If I could afford to spend $2000-$3000 on a dress (which I so so so cannot), this is totally the sort of clothing I'd want to wear.

Wednesday, September 05, 2007

The Price of Books

There's an interesting series on LitKicks.com about the price of literary fiction and the format in which it is published. Go here to read: Pt. 1, Pt. 2, Pt. 3. Although I work in publishing, my department isn't involved in decisions like this. That's decided before we even hear about the book. So I generally only learn about these things in a scattershot manner.

Personally, I don't really like to read hardcover books because I like to always carry a book with me, and hardcovers are a bit awkward, no? But I love hardcover books despite that. I love the way they look on a shelf and the way that they feel in your hand. They have a weight and solidity that paperbacks just don't have. A truly well-designed hardcover can be a thing of beauty in a way that's much harder to achieve with trade paperback and, as far as I'm concerned, just not doable in mass market. I don't think all books should come out in hardcover by any means, but I'm certainly glad some do.

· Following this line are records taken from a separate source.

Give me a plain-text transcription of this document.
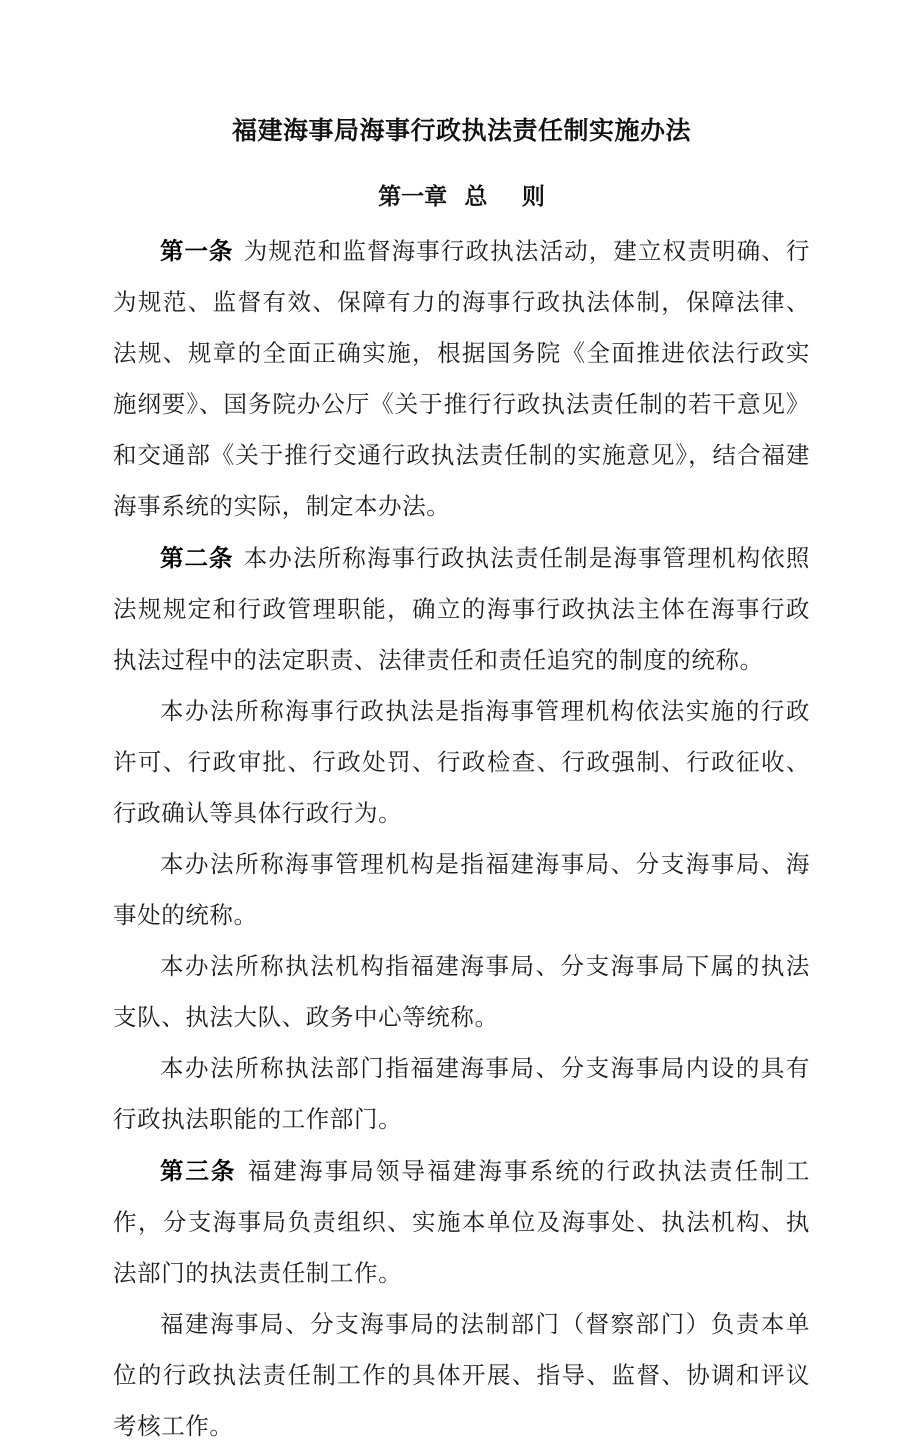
福建海事局海事行政执法责任制实施办法
第一章 总 则

第一条 为规范和监督海事行政执法活动，建立权责明确、行为规范、监督有效、保障有力的海事行政执法体制，保障法律、法规、规章的全面正确实施，根据国务院《全面推进依法行政实施纲要》、国务院办公厅《关于推行行政执法责任制的若干意见》和交通部《关于推行交通行政执法责任制的实施意见》，结合福建海事系统的实际，制定本办法。

第二条 本办法所称海事行政执法责任制是海事管理机构依照法规规定和行政管理职能，确立的海事行政执法主体在海事行政执法过程中的法定职责、法律责任和责任追究的制度的统称。

本办法所称海事行政执法是指海事管理机构依法实施的行政许可、行政审批、行政处罚、行政检查、行政强制、行政征收、行政确认等具体行政行为。

本办法所称海事管理机构是指福建海事局、分支海事局、海事处的统称。

本办法所称执法机构指福建海事局、分支海事局下属的执法支队、执法大队、政务中心等统称。

本办法所称执法部门指福建海事局、分支海事局内设的具有行政执法职能的工作部门。

第三条 福建海事局领导福建海事系统的行政执法责任制工作，分支海事局负责组织、实施本单位及海事处、执法机构、执法部门的执法责任制工作。

福建海事局、分支海事局的法制部门（督察部门）负责本单位的行政执法责任制工作的具体开展、指导、监督、协调和评议考核工作。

What's more, as one of the interviewees points out, books just aren't that expensive compared to the other things we buy to entertain us and enrich our lives. A movie in Manhattan costs like $11 and most of them are crap. Compared to that books are a bargain...even if most of them are crap as well. I mean movies only last 1.5-3 hours (generally) and then if you want to see them again you have to pay all over again. That sucks.

My take: if you don't want to pay for a hardcover you can a) go to a library or b) take pleasure in the anticipation of waiting for it to be published in paperback. Are those options really so bad?

Tuesday, September 04, 2007

Death at a Funeral and other assorted things

OK, honestly, I don't know how people go out and do things with other people every day and don't go batshit crazy. Granted a lot of my "out with other people" this past week was "out with family" which is particularly craziness inducing, but I kind of just want to hide in my apartment for the foreseeable future--except for tomorrow when I'm meeting Kir and Jenny after work--and pretend people don't exist.

Also, I just shelled over money for rent, a massive vet visit, and some other things and am feeling rather poor. So clearly what I need is retail therapy? Not so much--and I'm not a happy shopper anyway--but I do need to go shopping for some nice fall/winter work clothes in the next week or so.

Anyway, yesterday my aunt and I went to see Death at a Funeral based on my grandmother's enthusiastic recommendation. It often seems to me that my grandmother likes much more than she dislikes, so it might have occurred to us that this was a mistake, but naturally we failed to consider that.

It's one of those comedies that relies on everyone running about acting like complete idiots. If even one or two people behaved as though they had a brain in their head there would be no movie because the conflict would simply be solved. And I hate movies like that. I just don't understand the justification for choosing stupidity over good plotting. So while there were funny moments, it was more often painful. Rather glad I'm not the one who paid for it.